Fighting with thoughts like this, about the whole psychosphere of human certainty and scientific knowledge. Scientists are hungry because they know it too. They know nothing can be empirically proven, because they decided in the first place that it could be. They know that all they have decided is significant or factual to this day could easily be dismembered in the same way that faith can, if they were just to alter their scales a little more. Adjust the standard deviation cut-off point. Temper with the p value by only 0.01 percent. If that were to happen, nothing we had shown to be conclusive even with the most robust findings could suddenly be- what? A fabrication? An illusion? Scientists know they will never get to the end on their quest for answers, but they keep questioning and keep doubting, and the circle returns again.

Mirror, mirror on the wall- tell me something true about it all?
Mirrors, windows, the doors of perception,
an elaborate ruse or means of deception, 
but one simple thing a person understands
is the truth they see when looking at their hands. 

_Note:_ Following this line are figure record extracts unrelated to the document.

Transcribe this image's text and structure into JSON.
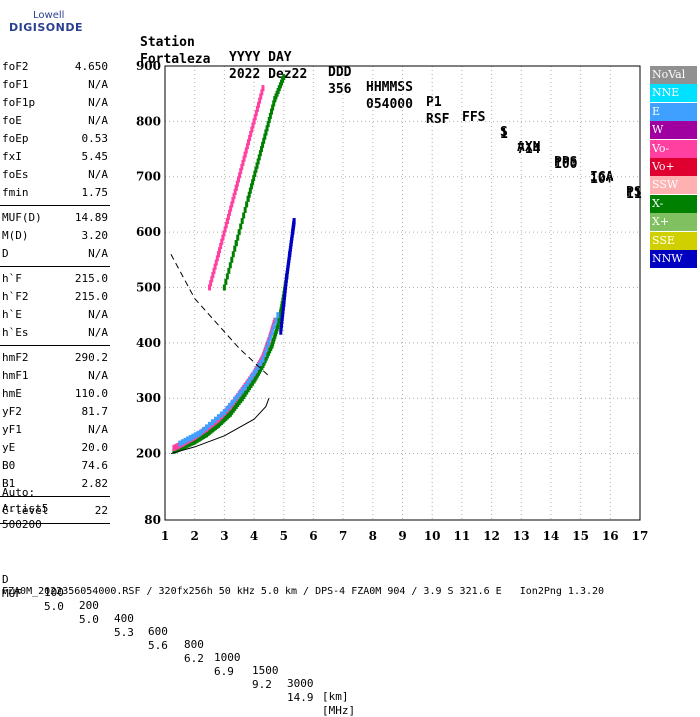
{
  "logo": {
    "line1": "Lowell",
    "line2": "DIGISONDE"
  },
  "header": {
    "labels": [
      "Station",
      "YYYY DAY",
      "DDD",
      "HHMMSS",
      "P1",
      "FFS",
      "S",
      "AXN",
      "PPS",
      "IGA",
      "PS"
    ],
    "values": [
      "Fortaleza",
      "2022 Dez22",
      "356",
      "054000",
      "RSF",
      "1",
      "714",
      "100",
      "10+",
      "11"
    ]
  },
  "params_group1": [
    {
      "k": "foF2",
      "v": "4.650"
    },
    {
      "k": "foF1",
      "v": "N/A"
    },
    {
      "k": "foF1p",
      "v": "N/A"
    },
    {
      "k": "foE",
      "v": "N/A"
    },
    {
      "k": "foEp",
      "v": "0.53"
    },
    {
      "k": "fxI",
      "v": "5.45"
    },
    {
      "k": "foEs",
      "v": "N/A"
    },
    {
      "k": "fmin",
      "v": "1.75"
    }
  ],
  "params_group2": [
    {
      "k": "MUF(D)",
      "v": "14.89"
    },
    {
      "k": "M(D)",
      "v": "3.20"
    },
    {
      "k": "D",
      "v": "N/A"
    }
  ],
  "params_group3": [
    {
      "k": "h`F",
      "v": "215.0"
    },
    {
      "k": "h`F2",
      "v": "215.0"
    },
    {
      "k": "h`E",
      "v": "N/A"
    },
    {
      "k": "h`Es",
      "v": "N/A"
    }
  ],
  "params_group4": [
    {
      "k": "hmF2",
      "v": "290.2"
    },
    {
      "k": "hmF1",
      "v": "N/A"
    },
    {
      "k": "hmE",
      "v": "110.0"
    },
    {
      "k": "yF2",
      "v": "81.7"
    },
    {
      "k": "yF1",
      "v": "N/A"
    },
    {
      "k": "yE",
      "v": "20.0"
    },
    {
      "k": "B0",
      "v": "74.6"
    },
    {
      "k": "B1",
      "v": "2.82"
    }
  ],
  "clevel": {
    "k": "C-level",
    "v": "22"
  },
  "auto": {
    "line1": "Auto:",
    "line2": "Artist5",
    "line3": "500200"
  },
  "legend": [
    {
      "label": "NoVal",
      "color": "#909090"
    },
    {
      "label": "NNE",
      "color": "#00e0ff"
    },
    {
      "label": "E",
      "color": "#40a0ff"
    },
    {
      "label": "W",
      "color": "#a000a0"
    },
    {
      "label": "Vo-",
      "color": "#ff40a0"
    },
    {
      "label": "Vo+",
      "color": "#e00030"
    },
    {
      "label": "SSW",
      "color": "#ffb0b0"
    },
    {
      "label": "X-",
      "color": "#008000"
    },
    {
      "label": "X+",
      "color": "#80c060"
    },
    {
      "label": "SSE",
      "color": "#d0d000"
    },
    {
      "label": "NNW",
      "color": "#0000c0"
    }
  ],
  "footer": {
    "d_label": "D",
    "d_values": [
      "100",
      "200",
      "400",
      "600",
      "800",
      "1000",
      "1500",
      "3000",
      "[km]"
    ],
    "muf_label": "MUF",
    "muf_values": [
      "5.0",
      "5.0",
      "5.3",
      "5.6",
      "6.2",
      "6.9",
      "9.2",
      "14.9",
      "[MHz]"
    ],
    "bottom": "FZA0M_2022356054000.RSF / 320fx256h 50 kHz 5.0 km / DPS-4 FZA0M 904 / 3.9 S 321.6 E   Ion2Png 1.3.20"
  },
  "chart_data": {
    "type": "scatter",
    "title": "",
    "xlabel": "",
    "ylabel": "",
    "xlim": [
      1,
      17
    ],
    "ylim": [
      80,
      900
    ],
    "xticks": [
      1,
      2,
      3,
      4,
      5,
      6,
      7,
      8,
      9,
      10,
      11,
      12,
      13,
      14,
      15,
      16,
      17
    ],
    "yticks": [
      80,
      200,
      300,
      400,
      500,
      600,
      700,
      800,
      900
    ],
    "grid": "dotted",
    "legend_position": "right",
    "profile_curve": [
      [
        1.2,
        200
      ],
      [
        2,
        212
      ],
      [
        3,
        232
      ],
      [
        4,
        262
      ],
      [
        4.4,
        285
      ],
      [
        4.5,
        300
      ]
    ],
    "dashed_curve": [
      [
        1.2,
        560
      ],
      [
        1.6,
        520
      ],
      [
        2,
        480
      ],
      [
        2.5,
        450
      ],
      [
        3,
        420
      ],
      [
        3.5,
        390
      ],
      [
        4,
        365
      ],
      [
        4.5,
        340
      ]
    ],
    "traces": [
      {
        "series": "X-",
        "color": "#008000",
        "points": [
          [
            1.3,
            205
          ],
          [
            1.6,
            212
          ],
          [
            2,
            222
          ],
          [
            2.4,
            235
          ],
          [
            2.8,
            252
          ],
          [
            3.2,
            272
          ],
          [
            3.6,
            300
          ],
          [
            4,
            332
          ],
          [
            4.3,
            360
          ],
          [
            4.6,
            395
          ],
          [
            4.8,
            430
          ],
          [
            4.95,
            470
          ],
          [
            5.1,
            520
          ]
        ]
      },
      {
        "series": "Vo-",
        "color": "#ff40a0",
        "points": [
          [
            1.3,
            210
          ],
          [
            1.6,
            218
          ],
          [
            2,
            230
          ],
          [
            2.4,
            245
          ],
          [
            2.8,
            262
          ],
          [
            3.2,
            285
          ],
          [
            3.6,
            315
          ],
          [
            4,
            345
          ],
          [
            4.3,
            375
          ],
          [
            4.5,
            405
          ],
          [
            4.7,
            440
          ]
        ]
      },
      {
        "series": "E",
        "color": "#40a0ff",
        "points": [
          [
            1.5,
            218
          ],
          [
            2.2,
            238
          ],
          [
            3,
            275
          ],
          [
            3.7,
            320
          ],
          [
            4.3,
            370
          ],
          [
            4.8,
            450
          ]
        ]
      },
      {
        "series": "NNW",
        "color": "#0000c0",
        "points": [
          [
            4.9,
            420
          ],
          [
            5,
            470
          ],
          [
            5.1,
            520
          ],
          [
            5.2,
            560
          ],
          [
            5.3,
            600
          ],
          [
            5.35,
            620
          ]
        ]
      },
      {
        "series": "Vo-",
        "color": "#ff40a0",
        "points": [
          [
            2.5,
            500
          ],
          [
            2.8,
            560
          ],
          [
            3.1,
            620
          ],
          [
            3.4,
            680
          ],
          [
            3.7,
            740
          ],
          [
            4,
            800
          ],
          [
            4.3,
            860
          ]
        ]
      },
      {
        "series": "X-",
        "color": "#008000",
        "points": [
          [
            3,
            500
          ],
          [
            3.4,
            580
          ],
          [
            3.8,
            660
          ],
          [
            4.1,
            720
          ],
          [
            4.4,
            780
          ],
          [
            4.7,
            840
          ],
          [
            5,
            880
          ]
        ]
      }
    ]
  }
}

Whether we are illusions or shadows that fall
as Plato saw reality upon his cave wall 
or whether something else, you'll truly find
you think and you are: your body and your mind.

Hungry for still glass and bright lights, my truth is my body, heavy as a gravestone. This petrifies. Would I find more comfort in believing what I fall back into doing so, frequently- that my body and mind are not connected and my body is just a vessel for my mind to float around in. When I feel for my body, all I want to do is get rid of it.
Snap my neck down, chin to chest. Sew my eyes shut.
Give me a nameless face. Give me a sickness of anonymity.